Après l’épisode « Auto-stop en Europe », puis « Auto-stop en Afrique », puis enfin « Bateau-stop pour traverser l’Atlantique », voici à présent le début de la saga « Auto-stop en Amérique du Sud ». 1ère partie : Le Brésil. Premier objectif : partir de la ville de Recife située dans le Nord-Est pour rejoindre Rio de Janeiro située 2500 Kms plus au sud (voir carte du Brésil ci-dessous). Plutôt que de reprendre les évenements dans l’ordre chronologique, je vais procéder par thèmes.

 

 

Le départ : Après avoir passé une partie du samedi à apprendre le Forró et la Quadrilha, deux danses traditionnelles Brésiliennes, le top départ pour un petit marathon de 2500 kms est donné le dimanche matin vers 8h00. Première étape, rejoindre la première station service à la sortie de la grande ville de Recife (environ 1.300.000 habitants sans compter la banlieue).
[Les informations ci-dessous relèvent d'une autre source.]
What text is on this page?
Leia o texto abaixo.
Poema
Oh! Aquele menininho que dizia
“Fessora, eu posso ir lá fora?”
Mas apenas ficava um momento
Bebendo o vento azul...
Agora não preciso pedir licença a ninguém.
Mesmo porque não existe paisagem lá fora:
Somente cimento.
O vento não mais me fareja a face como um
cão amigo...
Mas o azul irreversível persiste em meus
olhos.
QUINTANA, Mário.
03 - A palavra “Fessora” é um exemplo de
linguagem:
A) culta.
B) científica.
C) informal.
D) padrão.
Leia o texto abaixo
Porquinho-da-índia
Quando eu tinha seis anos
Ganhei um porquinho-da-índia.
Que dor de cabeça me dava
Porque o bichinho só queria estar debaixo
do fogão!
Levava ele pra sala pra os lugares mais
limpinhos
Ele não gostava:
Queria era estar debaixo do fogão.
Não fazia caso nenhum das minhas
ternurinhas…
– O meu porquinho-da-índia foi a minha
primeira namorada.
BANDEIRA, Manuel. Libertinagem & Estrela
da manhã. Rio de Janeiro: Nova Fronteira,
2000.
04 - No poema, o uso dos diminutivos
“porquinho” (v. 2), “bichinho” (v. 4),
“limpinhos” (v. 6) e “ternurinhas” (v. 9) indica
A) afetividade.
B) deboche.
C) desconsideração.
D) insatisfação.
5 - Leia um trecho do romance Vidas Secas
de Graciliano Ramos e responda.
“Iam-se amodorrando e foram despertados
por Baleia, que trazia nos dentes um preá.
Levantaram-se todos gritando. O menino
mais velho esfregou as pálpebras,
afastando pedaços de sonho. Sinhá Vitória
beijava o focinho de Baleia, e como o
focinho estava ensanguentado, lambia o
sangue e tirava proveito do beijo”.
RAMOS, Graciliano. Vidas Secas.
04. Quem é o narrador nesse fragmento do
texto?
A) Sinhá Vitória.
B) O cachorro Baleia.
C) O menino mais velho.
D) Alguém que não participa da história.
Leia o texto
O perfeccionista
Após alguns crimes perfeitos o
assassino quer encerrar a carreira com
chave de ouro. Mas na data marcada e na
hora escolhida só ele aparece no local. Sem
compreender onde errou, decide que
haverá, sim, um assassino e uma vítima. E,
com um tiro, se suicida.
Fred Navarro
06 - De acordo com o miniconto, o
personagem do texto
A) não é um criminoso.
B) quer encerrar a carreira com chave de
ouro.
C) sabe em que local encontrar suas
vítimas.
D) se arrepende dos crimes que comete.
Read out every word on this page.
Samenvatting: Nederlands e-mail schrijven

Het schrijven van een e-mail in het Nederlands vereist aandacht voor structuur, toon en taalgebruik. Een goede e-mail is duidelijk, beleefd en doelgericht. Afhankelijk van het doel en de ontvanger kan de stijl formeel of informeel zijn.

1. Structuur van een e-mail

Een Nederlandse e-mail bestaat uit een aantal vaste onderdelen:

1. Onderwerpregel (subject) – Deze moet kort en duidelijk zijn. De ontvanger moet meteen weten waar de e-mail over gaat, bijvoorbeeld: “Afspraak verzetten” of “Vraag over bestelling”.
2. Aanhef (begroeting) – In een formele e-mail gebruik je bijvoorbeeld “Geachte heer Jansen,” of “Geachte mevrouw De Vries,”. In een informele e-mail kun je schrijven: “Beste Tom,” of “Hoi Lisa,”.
A ce moment, je ressens un petit peu de nervosité car si l’auto-stop à travers l’Europe et l’Afrique s’est passé sans véritables difficultés et sans problème au niveau sécurité, l’Amérique du Sud a une toute autre réputation et nombreux sont ceux qui ont cherché à me décourager de me lancer dans cette descente vers Rio. Mon caractère têtu et determiné d’aller au bout de mon objectif de boucler la grande boucle en stop m’a poussé à me lancer…et je n’ai pas regretté. Explications.

 

Le trajet à suivre : Le Brésil est un pays immense, sa supérficie (8.511.965 Km2) représente environ 16 fois celle de la France, c’est le 5ème pays le plus grand du monde après la Russie (17.075.400 Km2), le Canada (9.976.139 Km2), la Chine (9.596.960 Km2) et les Etats-Unis (9.363.123 Km2). Pour rejoindre Rio, il n’y a pas 50 solutions, il faut suivre la côte et traverser les Etats (il y en a 26 au Brésil) du Pernambuco, Alagoas, Sergipe, Bahia, Espirito Santo et enfin l’Etat de Rio de Janeiro.

 

La technique utilisée : A l’instar de mes expériences Européennes et Africaines, j’ai utilisé ma bonne vieille technique de la station-service qui consiste à aller voir les conducteurs faisant leur plein d’essence et leur tenir plus ou moins le discours suivant une carte du Brésil et une carte de mon parcours à la main (mon niveau de Portugais est très faible et l’accent français assez terrible) « Bom día, senhor, meu nome é Ludovic, sou da França, estou fazendo uma volta ao Mundo de Carona e quero ir em direcão ao Rio de Janeiro, você vai nessa direcão ? ». Bien sûr, il est important d’être présentable (rasé, habillé correctement…), poli et souriant. Dans le cas où le chauffeur m’accepte à son bord, je lui demande de me déposer dans une autre station service à plusieurs centaines de kilomètres sur la route souhaitée, l’objectif étant de ne jamais rester le pouce tendu au bord de la route (pas toujours évident).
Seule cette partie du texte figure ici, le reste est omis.